The combination of Aba, his hometown, and the heavy prominence of the rock scene in the area made East Nigeria a harbour for Ikonne’s research. Within the city, his work was coloured with the experiences of the many living old-timers of the period, as they had both vivid memories and photographic evidence. Although maintaining that the likes of the Beatles and James Brown were some of the most influential figures during the movement, Ikonne tells me about how the civil war had some influence too. The war, and the social disruption caused by it, brought an end to the older, traditional Highlife as the main musical idiom, and so opened up a space for rock to become mainstream. “Highlife had become driven by ethnic segregation, but rock was more democratic. It was for everybody”.
Ikonne confirms what my mother and grandmother’s lack of awareness of the genre indicates: the unremembered aftermath of the ’70s rock movement. “There is no rock legacy today. Most young Nigerians don’t know that Nigeria even had a booming rock scene to begin with.” In some ways, Fela Kuti’s popularity came about with rock’s demise. The pioneer of afrobeat, coupled with his avant-garde style and lyrics that unsilenced conversations of sexuality, sealed the fate of rock by the late 1970s—“His afrobeat overshadowed the rock revolution, starving it of exposure and attention”.

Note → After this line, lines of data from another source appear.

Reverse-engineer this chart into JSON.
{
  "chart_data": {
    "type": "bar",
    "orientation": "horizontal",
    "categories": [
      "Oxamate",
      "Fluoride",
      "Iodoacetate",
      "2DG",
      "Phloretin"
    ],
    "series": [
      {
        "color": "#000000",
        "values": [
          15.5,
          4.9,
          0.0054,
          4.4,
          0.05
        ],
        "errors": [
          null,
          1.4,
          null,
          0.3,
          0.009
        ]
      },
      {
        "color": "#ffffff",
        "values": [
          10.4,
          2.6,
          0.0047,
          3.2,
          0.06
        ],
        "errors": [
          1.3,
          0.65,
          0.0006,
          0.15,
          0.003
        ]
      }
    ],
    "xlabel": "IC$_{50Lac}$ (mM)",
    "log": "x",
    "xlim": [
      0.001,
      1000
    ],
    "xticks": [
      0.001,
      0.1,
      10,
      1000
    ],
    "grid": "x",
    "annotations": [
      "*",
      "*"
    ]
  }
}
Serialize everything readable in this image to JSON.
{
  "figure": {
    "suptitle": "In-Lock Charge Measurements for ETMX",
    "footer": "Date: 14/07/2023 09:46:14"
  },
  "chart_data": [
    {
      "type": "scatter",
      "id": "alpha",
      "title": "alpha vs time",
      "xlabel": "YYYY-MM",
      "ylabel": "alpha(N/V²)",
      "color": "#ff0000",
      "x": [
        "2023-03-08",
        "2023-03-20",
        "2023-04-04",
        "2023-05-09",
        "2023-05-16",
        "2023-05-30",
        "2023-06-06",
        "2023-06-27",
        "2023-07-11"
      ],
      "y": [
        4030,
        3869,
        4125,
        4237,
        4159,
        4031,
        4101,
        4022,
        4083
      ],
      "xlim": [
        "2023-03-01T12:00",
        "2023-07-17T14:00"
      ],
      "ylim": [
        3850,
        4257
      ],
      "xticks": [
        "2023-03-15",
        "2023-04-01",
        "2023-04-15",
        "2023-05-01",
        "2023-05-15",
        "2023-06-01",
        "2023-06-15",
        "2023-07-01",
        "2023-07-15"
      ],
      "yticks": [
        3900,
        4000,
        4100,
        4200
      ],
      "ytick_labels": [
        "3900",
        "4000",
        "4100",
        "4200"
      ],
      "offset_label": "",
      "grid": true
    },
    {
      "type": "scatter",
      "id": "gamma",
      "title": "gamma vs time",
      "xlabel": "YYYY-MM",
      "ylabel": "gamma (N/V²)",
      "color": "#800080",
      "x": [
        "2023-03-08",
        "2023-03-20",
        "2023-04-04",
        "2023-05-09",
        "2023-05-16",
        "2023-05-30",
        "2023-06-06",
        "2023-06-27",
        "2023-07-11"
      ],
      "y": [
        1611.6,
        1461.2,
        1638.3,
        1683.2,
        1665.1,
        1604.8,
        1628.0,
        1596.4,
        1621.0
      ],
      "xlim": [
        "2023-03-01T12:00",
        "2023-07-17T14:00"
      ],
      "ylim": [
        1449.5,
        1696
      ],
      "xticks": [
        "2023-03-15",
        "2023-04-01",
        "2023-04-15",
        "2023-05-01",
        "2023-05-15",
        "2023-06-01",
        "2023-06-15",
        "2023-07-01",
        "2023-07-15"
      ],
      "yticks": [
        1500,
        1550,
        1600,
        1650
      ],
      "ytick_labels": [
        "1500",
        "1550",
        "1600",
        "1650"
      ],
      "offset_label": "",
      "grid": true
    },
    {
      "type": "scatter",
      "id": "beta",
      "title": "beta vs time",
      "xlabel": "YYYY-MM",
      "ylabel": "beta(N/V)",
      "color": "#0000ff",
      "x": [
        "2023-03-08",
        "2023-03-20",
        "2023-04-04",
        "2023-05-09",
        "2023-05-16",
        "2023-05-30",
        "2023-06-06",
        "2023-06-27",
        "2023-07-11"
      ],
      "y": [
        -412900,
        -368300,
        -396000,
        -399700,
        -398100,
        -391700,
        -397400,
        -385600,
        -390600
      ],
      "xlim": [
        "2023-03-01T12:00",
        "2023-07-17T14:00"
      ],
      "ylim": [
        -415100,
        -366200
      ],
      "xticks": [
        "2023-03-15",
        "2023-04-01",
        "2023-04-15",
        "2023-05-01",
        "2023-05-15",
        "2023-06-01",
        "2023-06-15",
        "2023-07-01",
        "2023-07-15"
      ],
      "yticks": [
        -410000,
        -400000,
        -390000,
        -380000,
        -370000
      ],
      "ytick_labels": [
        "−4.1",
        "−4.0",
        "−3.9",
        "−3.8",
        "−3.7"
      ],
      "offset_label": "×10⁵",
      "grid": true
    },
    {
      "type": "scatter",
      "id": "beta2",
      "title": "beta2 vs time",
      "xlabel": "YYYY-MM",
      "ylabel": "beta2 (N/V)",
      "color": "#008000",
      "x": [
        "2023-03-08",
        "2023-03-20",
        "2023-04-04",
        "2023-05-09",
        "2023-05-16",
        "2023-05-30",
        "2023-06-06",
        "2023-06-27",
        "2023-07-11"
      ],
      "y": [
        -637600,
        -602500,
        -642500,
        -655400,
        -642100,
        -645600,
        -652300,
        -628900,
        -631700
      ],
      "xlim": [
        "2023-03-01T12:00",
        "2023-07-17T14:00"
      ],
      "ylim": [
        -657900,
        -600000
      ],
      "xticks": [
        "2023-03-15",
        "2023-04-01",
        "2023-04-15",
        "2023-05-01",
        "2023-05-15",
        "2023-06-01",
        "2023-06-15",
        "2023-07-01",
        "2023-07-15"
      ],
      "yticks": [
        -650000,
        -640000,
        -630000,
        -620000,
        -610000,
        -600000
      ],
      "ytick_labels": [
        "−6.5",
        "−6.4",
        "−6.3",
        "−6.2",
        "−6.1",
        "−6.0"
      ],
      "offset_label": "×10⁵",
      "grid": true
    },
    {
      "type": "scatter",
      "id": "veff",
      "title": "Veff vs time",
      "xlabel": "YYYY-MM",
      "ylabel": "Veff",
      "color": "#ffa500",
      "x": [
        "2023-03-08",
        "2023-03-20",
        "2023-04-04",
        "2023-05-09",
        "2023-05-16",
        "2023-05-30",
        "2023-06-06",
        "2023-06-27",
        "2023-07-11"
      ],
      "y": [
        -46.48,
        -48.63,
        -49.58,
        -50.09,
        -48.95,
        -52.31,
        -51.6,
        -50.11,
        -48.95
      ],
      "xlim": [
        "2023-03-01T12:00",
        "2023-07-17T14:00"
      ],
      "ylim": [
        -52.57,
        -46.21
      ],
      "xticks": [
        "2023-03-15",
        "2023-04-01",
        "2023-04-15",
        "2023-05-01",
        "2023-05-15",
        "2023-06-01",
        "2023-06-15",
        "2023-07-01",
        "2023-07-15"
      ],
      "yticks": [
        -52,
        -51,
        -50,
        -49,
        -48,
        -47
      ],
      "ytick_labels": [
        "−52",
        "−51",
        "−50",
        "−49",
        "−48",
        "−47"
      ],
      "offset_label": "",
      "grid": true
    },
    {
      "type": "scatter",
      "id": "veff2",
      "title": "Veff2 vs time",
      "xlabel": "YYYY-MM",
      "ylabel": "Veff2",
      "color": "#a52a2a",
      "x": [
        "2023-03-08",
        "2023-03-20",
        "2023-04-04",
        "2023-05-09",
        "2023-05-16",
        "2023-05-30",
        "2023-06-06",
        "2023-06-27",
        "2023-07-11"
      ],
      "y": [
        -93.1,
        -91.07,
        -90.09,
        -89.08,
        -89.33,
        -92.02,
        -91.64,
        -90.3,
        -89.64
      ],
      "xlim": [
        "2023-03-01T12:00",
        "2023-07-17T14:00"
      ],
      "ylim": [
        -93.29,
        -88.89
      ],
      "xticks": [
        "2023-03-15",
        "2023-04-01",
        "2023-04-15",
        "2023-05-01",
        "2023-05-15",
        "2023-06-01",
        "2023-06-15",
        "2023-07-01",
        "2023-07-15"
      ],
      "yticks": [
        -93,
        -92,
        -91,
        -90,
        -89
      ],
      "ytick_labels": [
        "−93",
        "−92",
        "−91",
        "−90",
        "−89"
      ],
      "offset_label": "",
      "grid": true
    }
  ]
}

Although Nigerian rock of the ’70s is mainly a product of the past, some music acts are still performing. Twin sisters Taiwo and Kehinde, forming The Lijadu Sisters, are one of the only musical acts from the era still active today. When combined with the lack of women within the ’70s subculture, it’s even more significant, with Ikonne telling me that “it was generally considered to be an unseemly world for young girls to be in the midst of, so they were very few and far between.” At first listen to these artists, I had a thrilling sense of recognition. I can’t speak Yoruba—I’ve never even been to Nigeria—but a few tracks on an obscure CD can connect you to cultural ancestors you never knew existed. And when I played the CD to both my mother, and then my grandmother, they both agreed.